Indeed, many artists have waved the white flag after just one stupendous record. The La's, Wu Lyf, even the Sex Pistols - all built up huge listenerships with just one album, before not-so-quietly winking out of existence. Others have swiftly dive-bombed out of the hype on sophomore efforts that simply failed to meet the expectations demanded after their debuts: think Duffy, the Smashing Pumpkins, the Klaxons (whose second effort, Surfing the Void, was initially – and optimistically – given an 8/10 review by NME).

But it's not only the fault of the critics that so many seemingly stellar new artists fail to sustain the fame they're deemed to deserve. Too long spent on hiatus, too drastic a change of artistic direction, being usurped of the top spot by younger, newer, more 'original' artists – all can terminate a new artist's career, and all too quickly. It seems there's no formula to ensure a long and fruitful career in the industry – so how does anybody manage it?

The chances of longevity and success are certainly heightened by favourable opinions from music journalists, alongside sensible publicity and marketing.
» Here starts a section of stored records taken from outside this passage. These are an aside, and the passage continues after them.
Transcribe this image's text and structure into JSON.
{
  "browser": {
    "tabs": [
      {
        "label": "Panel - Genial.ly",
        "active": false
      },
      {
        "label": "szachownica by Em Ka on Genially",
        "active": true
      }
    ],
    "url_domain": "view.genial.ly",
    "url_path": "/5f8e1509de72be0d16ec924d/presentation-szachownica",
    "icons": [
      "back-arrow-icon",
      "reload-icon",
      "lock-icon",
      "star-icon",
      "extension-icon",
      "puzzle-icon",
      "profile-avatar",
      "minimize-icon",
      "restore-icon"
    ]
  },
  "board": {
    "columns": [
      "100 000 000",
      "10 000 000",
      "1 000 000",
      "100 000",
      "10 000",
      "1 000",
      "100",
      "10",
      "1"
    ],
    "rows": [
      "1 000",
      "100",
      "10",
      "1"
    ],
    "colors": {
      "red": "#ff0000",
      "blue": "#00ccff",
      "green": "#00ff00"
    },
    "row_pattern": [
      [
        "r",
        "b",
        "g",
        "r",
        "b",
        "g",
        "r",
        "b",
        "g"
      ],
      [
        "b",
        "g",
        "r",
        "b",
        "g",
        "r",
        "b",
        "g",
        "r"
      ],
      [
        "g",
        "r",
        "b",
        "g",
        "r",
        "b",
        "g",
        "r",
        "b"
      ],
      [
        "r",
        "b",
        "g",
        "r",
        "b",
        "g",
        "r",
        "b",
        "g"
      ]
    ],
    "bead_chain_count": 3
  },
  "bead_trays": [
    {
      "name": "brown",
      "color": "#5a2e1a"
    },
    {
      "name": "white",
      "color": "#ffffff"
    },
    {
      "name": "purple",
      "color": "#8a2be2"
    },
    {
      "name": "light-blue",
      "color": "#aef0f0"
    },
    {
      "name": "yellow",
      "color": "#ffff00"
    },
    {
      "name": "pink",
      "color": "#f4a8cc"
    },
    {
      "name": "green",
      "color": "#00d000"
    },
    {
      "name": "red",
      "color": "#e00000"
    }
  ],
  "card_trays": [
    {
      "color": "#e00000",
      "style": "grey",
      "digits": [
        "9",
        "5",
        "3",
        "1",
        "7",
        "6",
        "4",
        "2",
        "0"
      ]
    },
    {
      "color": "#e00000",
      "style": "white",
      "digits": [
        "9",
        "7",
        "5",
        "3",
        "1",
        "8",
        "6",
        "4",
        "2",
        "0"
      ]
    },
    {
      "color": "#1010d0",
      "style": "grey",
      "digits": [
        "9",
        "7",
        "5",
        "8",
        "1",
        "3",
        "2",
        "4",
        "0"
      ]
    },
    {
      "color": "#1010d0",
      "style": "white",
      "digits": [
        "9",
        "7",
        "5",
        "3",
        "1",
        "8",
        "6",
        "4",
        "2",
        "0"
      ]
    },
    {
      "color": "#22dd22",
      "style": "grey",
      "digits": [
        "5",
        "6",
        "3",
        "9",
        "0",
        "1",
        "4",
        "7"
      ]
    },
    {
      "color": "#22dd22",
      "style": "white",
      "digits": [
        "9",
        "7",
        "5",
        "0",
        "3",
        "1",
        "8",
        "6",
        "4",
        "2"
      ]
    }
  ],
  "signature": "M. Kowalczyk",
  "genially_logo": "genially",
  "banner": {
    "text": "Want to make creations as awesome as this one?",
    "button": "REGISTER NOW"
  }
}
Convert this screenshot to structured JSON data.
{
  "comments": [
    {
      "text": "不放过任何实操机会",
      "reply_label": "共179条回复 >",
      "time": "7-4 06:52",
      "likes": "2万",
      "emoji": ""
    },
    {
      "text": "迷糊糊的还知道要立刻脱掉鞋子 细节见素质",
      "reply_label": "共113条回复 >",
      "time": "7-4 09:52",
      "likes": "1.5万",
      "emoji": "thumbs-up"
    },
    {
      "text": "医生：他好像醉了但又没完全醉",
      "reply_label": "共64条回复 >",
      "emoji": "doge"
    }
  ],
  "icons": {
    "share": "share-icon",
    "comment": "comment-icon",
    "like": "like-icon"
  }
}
But it's also helped significantly by awareness of what listeners want to hear, what they'll enjoy hearing next. After being famously told that ‘guitar groups are on their way out’ in response to a demo submitted to Decca Records in 1962, The Beatles went on to revolutionise pop music on an international stage. In 1985, Freddie Mercury returned to Queen after a questionable electronic solo venture to achieve the band’s first UK double-platinum record, ‘A Kind of Magic’. And folk-punk singer-songwriter Frank Turner has now released a book on his journey from the demise of his band Million Dead in 2005 to selling out Wembley Stadium himself, 1,216 gigs later.

Success can be immensely difficult to attain in any competitive sector, and the music industry is certainly one of the toughest. But the critics aren’t always the enemies, and failure isn’t always inevitable. Artists like gobbinjr don’t have to have reached perfection to be thoroughly appreciated – often, it’s the journey there that’s far more entertaining.